Il y a sûrement un côté angoissant dans cette découverte d’un univers de démesure qui échappe à notre entendement mais, il y a un côté emballant à nous voir peu à peu sortir de l’obscurité moyenâgeuse dans laquelle nous avons été depuis si longtemps enfermés.

Les nombreuses et excellentes vulgarisations scientifiques que nous offrent aujourd’hui des astrophysiciens comme Hubert Reeves et Trinh Xuan Thuan, pour ne mentionner que ceux-là, nous font redécouvrir toute la joie de connaître qui illuminait notre jeunesse.

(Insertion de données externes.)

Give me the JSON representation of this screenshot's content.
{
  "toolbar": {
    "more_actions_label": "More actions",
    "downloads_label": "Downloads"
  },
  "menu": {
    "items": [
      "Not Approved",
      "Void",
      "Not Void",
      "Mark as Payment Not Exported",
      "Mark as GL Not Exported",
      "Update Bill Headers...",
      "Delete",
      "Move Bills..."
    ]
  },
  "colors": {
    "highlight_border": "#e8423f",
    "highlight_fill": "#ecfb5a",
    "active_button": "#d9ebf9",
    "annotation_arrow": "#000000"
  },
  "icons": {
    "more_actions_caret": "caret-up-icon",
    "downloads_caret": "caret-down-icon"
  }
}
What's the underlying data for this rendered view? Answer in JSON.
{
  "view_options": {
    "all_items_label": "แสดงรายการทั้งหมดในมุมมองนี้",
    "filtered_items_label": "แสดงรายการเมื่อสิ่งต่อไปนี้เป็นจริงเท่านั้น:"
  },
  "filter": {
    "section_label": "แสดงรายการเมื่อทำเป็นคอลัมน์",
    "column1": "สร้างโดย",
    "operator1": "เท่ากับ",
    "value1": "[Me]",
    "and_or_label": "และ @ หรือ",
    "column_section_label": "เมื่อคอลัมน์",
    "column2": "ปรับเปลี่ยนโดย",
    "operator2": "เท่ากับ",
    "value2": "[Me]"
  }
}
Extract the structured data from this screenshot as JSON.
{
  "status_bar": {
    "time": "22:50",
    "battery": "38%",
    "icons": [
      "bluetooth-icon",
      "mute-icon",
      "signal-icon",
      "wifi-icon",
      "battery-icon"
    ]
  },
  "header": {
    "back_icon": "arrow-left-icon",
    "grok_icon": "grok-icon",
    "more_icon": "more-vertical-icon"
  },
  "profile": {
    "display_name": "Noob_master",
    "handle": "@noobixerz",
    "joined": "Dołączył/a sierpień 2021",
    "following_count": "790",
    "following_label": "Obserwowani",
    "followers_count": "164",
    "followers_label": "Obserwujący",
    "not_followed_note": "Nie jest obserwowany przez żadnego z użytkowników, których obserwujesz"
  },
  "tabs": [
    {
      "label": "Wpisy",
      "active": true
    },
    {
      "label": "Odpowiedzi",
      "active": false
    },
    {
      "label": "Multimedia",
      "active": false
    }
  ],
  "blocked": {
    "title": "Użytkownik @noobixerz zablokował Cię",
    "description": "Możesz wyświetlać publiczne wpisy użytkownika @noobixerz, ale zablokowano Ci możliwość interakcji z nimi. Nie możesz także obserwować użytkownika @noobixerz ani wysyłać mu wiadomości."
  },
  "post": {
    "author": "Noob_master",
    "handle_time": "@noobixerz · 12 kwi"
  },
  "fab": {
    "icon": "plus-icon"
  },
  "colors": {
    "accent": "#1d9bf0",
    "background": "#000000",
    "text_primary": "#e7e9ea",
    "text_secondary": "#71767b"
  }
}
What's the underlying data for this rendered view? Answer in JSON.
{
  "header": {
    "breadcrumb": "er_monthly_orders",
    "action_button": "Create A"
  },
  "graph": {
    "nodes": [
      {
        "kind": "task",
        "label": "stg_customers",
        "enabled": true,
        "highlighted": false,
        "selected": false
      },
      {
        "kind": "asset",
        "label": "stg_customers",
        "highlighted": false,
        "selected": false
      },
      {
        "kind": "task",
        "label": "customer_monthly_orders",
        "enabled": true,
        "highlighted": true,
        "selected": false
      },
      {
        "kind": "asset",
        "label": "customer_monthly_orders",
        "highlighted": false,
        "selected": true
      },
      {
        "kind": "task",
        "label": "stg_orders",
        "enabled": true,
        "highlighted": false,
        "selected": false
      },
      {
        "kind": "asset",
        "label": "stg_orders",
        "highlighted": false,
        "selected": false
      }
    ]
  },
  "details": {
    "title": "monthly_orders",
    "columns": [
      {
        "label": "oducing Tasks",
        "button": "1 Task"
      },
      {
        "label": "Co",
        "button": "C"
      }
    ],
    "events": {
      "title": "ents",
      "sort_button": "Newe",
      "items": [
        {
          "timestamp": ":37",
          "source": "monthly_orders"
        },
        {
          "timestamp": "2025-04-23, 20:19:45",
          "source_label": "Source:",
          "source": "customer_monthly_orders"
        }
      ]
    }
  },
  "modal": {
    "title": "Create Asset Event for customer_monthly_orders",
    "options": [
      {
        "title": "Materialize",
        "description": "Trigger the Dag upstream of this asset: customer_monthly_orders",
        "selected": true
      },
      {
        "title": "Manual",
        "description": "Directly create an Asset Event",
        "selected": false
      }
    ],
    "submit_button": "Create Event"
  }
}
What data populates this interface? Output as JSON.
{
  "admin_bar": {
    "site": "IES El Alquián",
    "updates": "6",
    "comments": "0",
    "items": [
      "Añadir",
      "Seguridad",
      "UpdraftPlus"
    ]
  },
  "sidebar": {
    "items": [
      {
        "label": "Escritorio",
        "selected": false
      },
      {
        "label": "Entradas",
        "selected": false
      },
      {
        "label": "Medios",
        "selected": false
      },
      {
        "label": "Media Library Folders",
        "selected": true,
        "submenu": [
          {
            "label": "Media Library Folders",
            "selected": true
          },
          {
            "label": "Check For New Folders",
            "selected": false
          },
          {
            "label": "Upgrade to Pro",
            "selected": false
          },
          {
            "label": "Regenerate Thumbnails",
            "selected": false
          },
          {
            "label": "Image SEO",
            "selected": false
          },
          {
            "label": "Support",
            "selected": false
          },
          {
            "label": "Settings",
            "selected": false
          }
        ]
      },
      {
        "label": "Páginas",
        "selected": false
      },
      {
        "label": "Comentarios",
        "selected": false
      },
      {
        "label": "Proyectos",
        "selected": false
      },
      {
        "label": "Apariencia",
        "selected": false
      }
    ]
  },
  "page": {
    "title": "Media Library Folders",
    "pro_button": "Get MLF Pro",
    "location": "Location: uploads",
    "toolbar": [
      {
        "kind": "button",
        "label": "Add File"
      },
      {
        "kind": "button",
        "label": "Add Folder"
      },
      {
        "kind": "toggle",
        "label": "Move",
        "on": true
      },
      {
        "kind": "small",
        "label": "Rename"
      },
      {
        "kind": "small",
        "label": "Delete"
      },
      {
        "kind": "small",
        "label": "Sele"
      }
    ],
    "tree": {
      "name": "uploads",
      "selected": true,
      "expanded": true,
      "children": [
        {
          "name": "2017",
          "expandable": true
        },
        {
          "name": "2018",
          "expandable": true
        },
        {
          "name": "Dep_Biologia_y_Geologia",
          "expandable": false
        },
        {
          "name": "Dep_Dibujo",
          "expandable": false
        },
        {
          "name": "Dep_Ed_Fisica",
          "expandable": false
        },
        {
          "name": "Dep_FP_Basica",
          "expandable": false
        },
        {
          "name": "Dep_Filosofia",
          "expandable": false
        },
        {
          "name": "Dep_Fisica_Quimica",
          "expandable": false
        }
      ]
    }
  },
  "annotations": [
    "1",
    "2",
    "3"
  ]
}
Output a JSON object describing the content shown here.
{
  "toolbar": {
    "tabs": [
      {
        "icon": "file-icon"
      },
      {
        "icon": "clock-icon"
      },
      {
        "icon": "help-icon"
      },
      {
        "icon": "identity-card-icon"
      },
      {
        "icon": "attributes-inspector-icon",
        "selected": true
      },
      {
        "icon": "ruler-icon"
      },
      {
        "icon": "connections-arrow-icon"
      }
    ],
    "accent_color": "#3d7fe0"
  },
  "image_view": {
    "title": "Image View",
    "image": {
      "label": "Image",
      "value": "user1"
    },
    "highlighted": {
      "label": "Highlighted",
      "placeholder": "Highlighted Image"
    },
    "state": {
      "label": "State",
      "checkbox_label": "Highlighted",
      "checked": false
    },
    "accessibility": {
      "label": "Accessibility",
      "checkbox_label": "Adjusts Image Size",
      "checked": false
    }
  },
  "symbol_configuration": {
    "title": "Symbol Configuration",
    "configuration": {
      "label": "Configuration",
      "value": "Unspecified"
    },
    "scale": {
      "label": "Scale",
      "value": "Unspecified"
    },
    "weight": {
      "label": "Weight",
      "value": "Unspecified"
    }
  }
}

Et les images de cet univers auxquelles nous donne accès le télescope Hubble, particulièrement les images des nébuleuses, nous permettent d’entrevoir toutes les beautés et merveilles que recèle notre mystérieux univers.

lundi 15 mars 2010

À la rencontre du 2e type

Donc, une belle nuit, nous voilà prêts à partir vers l’espace infini à la recherche d’une forme de vie intelligente sur une planète. Comme les planètes sont les compagnes de route des étoiles, vaut évidemment mieux voyager de nuit alors que les étoiles sont facilement repérables.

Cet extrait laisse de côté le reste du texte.